To be as frank and clear as I can, if you’re interesting in self-publishing at all, you must buy APE: How to Publish a Book by Guy Kawasaki and Shawn Welch. No, I have not read every book on self-publishing that exists, but I doubt there are any as good and as thorough as APE, let alone better.
The book’s authors have enough experience and diversity to know what they’re writing about. Kawasaki has written eleven other books, consults for numerous companies (including many related to publishing and social media), and was a key player at Apple for years. Welch has written three other books (all on iOS), and worked as an editor at Pearson Education. (Disclaimer: Almost all of my books have been published through Pearson, but I don’t think I ever met Mr. Welch).
The premise of the book is simple: when working with traditional publishers, you only have to write the book, and help with some of the marketing. The publisher will edit the book, compose it (lay it out), market it, distribute it, etc. But when you self-publish a book, you’re more than just the writer, you have three roles to fulfill:
(APE is an anagram for those three roles.)
Not only to do you have to act in all three capacities, you will most likely need to do so simultaneously. From that perspective, over the course of 29 chapters, the book explains what it means to be an author, a publisher, and an entrepreneur.
The author section puts forth the reasons you might want to write a book, what traditional publishing is like, what self-publishing is like, and the role that the ebook format has today. The book also discusses the tools you’ll use (e.g., Microsoft Word) and the writing process itself.
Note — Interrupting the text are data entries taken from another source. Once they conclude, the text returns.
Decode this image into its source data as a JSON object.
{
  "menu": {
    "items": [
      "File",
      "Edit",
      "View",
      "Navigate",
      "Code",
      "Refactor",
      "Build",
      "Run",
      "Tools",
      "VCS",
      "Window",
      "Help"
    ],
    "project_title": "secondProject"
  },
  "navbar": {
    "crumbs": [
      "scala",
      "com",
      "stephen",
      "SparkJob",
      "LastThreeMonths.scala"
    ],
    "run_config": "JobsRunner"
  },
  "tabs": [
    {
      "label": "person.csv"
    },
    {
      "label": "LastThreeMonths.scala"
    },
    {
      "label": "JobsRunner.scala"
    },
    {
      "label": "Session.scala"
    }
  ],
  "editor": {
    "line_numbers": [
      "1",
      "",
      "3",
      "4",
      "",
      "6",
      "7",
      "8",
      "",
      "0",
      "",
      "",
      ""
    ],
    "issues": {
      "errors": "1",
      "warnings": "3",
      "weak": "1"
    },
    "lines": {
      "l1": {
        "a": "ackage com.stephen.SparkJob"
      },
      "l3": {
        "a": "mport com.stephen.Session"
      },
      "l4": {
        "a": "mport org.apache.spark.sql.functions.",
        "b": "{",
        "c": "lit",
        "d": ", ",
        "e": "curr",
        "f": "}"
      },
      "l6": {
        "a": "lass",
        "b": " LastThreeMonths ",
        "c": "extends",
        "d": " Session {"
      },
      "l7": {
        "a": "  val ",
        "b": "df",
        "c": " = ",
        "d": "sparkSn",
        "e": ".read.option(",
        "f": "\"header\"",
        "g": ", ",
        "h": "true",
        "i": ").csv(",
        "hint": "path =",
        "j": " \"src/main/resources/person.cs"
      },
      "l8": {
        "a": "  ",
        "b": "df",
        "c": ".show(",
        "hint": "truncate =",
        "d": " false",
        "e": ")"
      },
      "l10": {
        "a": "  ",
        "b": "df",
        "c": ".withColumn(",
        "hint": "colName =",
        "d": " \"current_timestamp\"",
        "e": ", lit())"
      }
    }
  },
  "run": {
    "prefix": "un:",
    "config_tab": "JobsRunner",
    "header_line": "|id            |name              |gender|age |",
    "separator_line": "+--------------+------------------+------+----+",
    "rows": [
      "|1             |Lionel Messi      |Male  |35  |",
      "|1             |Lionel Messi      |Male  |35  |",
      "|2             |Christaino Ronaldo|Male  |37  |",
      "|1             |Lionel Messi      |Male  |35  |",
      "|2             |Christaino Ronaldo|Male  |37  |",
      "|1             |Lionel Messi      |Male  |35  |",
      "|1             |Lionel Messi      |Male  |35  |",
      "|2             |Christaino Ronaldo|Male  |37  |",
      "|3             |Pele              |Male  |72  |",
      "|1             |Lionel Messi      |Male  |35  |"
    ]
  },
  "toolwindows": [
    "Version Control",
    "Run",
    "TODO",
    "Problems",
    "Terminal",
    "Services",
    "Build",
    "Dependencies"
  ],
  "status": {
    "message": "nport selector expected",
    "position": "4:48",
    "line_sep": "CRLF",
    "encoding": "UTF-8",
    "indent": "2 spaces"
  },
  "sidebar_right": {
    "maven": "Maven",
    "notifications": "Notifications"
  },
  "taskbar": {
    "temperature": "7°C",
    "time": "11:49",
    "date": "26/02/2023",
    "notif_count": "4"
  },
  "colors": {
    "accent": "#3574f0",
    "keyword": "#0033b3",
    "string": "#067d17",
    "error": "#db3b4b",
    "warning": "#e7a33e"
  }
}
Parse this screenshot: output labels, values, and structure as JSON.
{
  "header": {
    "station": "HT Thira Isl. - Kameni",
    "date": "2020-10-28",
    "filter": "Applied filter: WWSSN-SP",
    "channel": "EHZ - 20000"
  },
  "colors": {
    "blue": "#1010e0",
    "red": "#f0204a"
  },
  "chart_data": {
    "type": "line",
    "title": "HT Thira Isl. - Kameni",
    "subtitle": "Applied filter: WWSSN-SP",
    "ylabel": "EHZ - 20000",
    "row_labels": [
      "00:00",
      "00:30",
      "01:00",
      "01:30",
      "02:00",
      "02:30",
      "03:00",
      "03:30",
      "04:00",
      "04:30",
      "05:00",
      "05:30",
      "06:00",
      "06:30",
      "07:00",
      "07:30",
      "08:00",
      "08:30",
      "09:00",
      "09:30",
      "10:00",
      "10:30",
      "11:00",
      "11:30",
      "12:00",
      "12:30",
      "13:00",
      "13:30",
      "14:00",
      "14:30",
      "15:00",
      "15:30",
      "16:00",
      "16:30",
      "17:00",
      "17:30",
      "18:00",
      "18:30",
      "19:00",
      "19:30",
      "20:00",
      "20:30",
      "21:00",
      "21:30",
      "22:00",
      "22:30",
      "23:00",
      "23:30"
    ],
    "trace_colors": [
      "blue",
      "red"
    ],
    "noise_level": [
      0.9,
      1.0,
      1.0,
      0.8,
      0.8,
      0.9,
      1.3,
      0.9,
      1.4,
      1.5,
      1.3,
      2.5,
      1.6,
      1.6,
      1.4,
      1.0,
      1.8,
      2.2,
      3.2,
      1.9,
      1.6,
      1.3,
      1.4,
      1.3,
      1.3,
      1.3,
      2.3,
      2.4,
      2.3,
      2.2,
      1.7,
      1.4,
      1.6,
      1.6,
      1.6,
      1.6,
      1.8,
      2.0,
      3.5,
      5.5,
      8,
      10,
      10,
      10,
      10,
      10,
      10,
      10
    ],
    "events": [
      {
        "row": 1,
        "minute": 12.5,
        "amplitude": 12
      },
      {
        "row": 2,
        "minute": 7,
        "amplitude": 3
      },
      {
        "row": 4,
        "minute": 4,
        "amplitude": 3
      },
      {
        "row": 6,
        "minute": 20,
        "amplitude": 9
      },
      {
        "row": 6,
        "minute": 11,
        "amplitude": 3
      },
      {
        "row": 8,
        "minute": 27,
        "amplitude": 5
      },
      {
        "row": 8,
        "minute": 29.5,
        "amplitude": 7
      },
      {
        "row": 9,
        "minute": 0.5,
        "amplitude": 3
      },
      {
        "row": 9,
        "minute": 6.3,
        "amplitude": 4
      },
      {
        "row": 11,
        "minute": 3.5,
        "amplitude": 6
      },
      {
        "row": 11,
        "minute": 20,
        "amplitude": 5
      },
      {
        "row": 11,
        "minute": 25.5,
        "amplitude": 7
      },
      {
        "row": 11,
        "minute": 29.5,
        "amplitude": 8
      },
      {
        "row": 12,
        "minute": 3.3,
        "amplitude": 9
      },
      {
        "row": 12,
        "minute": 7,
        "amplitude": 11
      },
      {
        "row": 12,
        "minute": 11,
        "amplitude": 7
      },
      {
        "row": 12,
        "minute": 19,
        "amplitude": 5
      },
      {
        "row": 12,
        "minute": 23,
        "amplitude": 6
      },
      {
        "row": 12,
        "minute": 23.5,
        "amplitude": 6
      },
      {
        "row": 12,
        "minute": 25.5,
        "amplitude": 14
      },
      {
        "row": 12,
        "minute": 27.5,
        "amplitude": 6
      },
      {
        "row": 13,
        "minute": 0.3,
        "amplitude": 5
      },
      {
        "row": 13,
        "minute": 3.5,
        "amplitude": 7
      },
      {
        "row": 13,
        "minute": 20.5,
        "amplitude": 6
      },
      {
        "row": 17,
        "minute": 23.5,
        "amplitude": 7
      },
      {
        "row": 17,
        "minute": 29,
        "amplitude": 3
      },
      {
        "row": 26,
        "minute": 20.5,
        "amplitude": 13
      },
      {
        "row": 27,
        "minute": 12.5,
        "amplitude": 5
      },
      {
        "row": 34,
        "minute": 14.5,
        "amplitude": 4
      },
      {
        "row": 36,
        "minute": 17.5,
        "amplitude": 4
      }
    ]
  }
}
That information is most meaningful if you haven’t done much professional writing already.
The publisher section constitutes the bulk of the book and has the most useful information (in my opinion). In simplest terms, this section explains how to create the actual book and how to get it to readers. As easy as that sounds, the devil’s in the details. And there are a lot of details.
For example, one chapter covers how to have your book edited, and another explains all the little things that differentiate the amateur’s book from the professional’s. This includes proper use of punctuation, having an actual copyright page, how to format the layout, and so forth. There were definitely ideas in that chapter that had not crossed my mind. You’ll also learn how to get a professional cover for your book, and what to keep in mind about that cover considering your book will likely never be seen physically in a book store (in other words, cover design is a different issue when focusing on ebooks first).
Then the publisher part goes into creating the book file (the tools you’ll use and the process), getting those files onto various sites (Amazon, Barnes and Noble, etc.), and selling directly to readers. You’ll learn how print on demand works, and what author-services companies can do for you. There’s a discussion of how to price your book, and even how to pursue audio and foreign language versions. Logically, the book provides ample coverage of Amazon and the Kindle format, too.
Again, I really learned the most in the book’s second part. And in some cases, I maybe didn’t learn anything new, or change my mind, but I was presented with concepts worth considering, or validation of what I already thought.
The third part of the book explains how to be an entrepreneur: how to promote and sell your book. The key concepts in that part are:
- Creating your brand
- Using social media
- Getting your book into the hands of bloggers and reviewers
There’s nothing revolutionary in this section, particularly if you’re savvy with social media, but it’s thorough, and important material.
The two biggest strengths of this book are its thoroughness and its reliance upon research, facts, and hard numbers. The book doesn’t always provide absolute recommendations (although it does sometimes), but it certainly provides enough information for you to make your decisions.
For me, the only negative is that the book is geared towards general audiences: any type of writer. This is as it must be, but the type of technical writing that I do makes some of the suggestions (like relying upon Microsoft Word) less applicable. Still, that’s a minor complaint for an otherwise top-notch guide.
As if the book itself wasn’t enough of a find, the corresponding Web site is a masterful resource (and free to everyone.) There you’ll find over 350 links to items also mentioned in the book. Along with those, you’ll find additional resources, like the royalty calculator. Did you know that some self-publishing venues for ebooks charge based upon the ebook’s file size? Neither did I, but the royalty calculator takes that into account for you. There are also a couple good downloads, mostly templates.
Again, if you’re even remotely thinking about self-publishing, you couldn’t do better than read APE: How to Publish a Book. It’s very informative, extremely thorough, professionally researched, and well written.